PORT CHESTER - The village board voted against handing over taxi licensing to the county this week and is considering whether to allow cab companies to conduct their own background checks and drug tests.
Mayor Dennis Pilla proposed giving licensing to the Westchester County Taxi and Limousine Commission because it could perform drug testing and background checks on drivers - measures the village does not take. He had argued that licensing through the county would cost less and would free up village resources.he Port Chester Taxi Association staunchly opposed the idea and staged a four-day strike last week. Some of the village's 125 cabdrivers have argued that passing the licensing applications to the Westchester County Taxi and Limousine Commission would lead to more stringent regulations. Pilla has said the commission does not have the legal authority to oversee livery cabs. The village board opposed commission control in a 4-3 vote.
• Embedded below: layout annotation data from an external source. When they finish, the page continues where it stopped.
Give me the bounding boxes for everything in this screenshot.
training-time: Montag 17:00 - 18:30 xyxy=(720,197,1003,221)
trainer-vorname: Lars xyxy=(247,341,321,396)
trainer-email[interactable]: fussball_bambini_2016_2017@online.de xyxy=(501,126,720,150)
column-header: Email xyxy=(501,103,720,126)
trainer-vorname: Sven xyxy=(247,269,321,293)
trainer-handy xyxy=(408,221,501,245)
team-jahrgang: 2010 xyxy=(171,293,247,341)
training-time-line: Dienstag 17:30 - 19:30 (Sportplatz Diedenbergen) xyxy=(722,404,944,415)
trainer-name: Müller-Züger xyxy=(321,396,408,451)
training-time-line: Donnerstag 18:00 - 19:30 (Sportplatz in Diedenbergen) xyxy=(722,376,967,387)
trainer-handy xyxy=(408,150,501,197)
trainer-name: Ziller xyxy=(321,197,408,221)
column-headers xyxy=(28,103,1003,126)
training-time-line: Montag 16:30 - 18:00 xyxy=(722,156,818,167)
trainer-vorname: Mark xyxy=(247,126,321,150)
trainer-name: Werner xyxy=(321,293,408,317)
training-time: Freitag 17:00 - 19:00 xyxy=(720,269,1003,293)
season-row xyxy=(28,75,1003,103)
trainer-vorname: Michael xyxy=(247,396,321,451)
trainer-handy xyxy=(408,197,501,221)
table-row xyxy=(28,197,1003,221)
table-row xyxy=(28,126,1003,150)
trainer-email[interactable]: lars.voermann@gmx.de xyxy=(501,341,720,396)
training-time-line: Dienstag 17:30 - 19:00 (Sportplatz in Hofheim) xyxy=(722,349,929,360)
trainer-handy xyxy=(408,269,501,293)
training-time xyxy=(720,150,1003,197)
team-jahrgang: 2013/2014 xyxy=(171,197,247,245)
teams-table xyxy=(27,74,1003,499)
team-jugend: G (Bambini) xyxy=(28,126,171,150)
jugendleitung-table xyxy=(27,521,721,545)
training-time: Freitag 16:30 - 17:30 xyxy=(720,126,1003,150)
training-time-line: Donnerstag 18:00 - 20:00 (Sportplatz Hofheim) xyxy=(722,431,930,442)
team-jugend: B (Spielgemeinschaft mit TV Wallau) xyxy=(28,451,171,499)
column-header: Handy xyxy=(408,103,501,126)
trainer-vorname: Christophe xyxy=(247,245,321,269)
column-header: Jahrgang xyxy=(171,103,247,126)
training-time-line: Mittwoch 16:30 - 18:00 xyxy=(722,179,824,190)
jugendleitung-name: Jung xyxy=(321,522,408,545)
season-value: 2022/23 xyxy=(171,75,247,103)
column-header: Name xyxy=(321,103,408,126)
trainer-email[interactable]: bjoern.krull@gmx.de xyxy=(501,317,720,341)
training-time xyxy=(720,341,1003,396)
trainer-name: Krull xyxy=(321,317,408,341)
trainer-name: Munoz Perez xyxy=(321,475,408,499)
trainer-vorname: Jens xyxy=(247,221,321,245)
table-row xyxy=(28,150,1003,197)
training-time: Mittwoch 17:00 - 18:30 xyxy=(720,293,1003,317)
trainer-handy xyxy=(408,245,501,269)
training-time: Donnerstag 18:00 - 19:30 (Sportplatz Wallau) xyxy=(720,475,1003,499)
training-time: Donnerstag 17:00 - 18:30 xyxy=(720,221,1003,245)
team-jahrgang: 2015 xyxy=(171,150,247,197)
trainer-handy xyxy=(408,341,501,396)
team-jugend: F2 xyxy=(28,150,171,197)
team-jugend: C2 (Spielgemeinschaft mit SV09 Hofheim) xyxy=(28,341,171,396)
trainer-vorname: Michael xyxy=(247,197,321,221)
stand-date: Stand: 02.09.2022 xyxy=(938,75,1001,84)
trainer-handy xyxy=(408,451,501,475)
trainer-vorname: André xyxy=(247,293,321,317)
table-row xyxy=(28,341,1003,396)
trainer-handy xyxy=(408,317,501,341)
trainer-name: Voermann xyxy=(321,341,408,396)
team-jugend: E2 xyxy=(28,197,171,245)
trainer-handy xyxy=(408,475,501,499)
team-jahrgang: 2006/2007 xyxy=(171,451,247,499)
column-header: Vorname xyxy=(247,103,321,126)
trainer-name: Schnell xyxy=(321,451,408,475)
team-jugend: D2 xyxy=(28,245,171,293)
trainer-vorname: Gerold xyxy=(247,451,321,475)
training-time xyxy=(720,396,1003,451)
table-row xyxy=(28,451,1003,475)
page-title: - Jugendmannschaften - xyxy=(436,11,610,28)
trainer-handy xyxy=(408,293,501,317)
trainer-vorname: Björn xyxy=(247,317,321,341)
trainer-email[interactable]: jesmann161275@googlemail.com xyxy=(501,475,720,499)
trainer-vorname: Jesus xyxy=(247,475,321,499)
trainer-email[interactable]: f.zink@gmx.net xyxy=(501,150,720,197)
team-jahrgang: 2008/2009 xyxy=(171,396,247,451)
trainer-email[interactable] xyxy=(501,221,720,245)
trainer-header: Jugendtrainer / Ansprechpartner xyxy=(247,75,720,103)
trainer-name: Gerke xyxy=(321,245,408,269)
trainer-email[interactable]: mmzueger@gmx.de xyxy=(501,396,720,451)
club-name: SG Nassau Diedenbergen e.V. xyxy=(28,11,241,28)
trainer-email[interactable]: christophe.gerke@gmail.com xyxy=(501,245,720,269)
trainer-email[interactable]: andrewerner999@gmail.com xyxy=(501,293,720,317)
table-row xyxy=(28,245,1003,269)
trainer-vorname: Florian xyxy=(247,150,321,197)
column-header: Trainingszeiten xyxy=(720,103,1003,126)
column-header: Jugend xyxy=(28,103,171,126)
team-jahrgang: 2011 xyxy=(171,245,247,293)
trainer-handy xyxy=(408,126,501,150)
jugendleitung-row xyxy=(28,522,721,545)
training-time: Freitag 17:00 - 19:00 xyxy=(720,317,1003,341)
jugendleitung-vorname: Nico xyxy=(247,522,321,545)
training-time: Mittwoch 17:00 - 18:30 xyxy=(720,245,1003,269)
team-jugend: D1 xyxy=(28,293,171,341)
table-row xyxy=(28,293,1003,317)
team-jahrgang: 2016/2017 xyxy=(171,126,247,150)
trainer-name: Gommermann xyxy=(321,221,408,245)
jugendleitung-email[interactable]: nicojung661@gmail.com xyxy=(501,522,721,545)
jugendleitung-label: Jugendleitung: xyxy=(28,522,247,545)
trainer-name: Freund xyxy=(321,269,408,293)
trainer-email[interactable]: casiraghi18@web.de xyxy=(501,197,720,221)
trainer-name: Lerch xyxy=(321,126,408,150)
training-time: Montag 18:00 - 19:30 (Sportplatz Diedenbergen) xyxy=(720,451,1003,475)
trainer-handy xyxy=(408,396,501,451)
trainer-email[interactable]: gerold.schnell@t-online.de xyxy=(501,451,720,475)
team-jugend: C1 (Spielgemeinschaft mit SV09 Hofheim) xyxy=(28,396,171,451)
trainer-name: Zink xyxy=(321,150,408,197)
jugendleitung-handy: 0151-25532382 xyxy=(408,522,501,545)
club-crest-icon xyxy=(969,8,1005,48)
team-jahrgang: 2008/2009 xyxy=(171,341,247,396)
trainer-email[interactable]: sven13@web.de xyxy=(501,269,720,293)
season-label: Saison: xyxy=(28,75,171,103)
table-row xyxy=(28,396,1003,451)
Cabdrivers appealed to the board and asked if they could conduct the tests themselves.
In a new proposal presented Monday, the village's cab companies would charge drivers and hire a private agency to administer the tests, which will be completed by Aug. 20. Cabdriver licenses expired Monday.
The board will vote Monday on whether it will extend drivers' current licensing until September to allow for testing.
Pilla said letting the cab companies conduct the tests on their own still increases administrative tasks for the village, adding, "I don't see see significant efficiency gained for the village."
Stephen Neilsen, president of the Port Chester Taxi Association, said even if the board doesn't approve the new measure, the companies plan to do the tests anyway.
Drivers will have to pay $120 for the tests, in addition to the $195 they pay the village to process their applications.
"They want to prove they are safe drivers, so they don't have a problem paying for it," Neilsen said.
The municipality is also putting together a committee that will work to reform the village's taxi laws, ordinances that Pilla has referred to as "broken." The committee will be composed of taxi drivers, a cab company owner, a police officer and members of the riding public. Neilsen said the committee would serve to avoid future conflict between the drivers and village.
"It's going to be positive for us," he said. "The drivers will give input before any changes are made."
Pilla said it would give the public, law enforcement and the taxi industry a chance to discuss concerns and create more effective laws.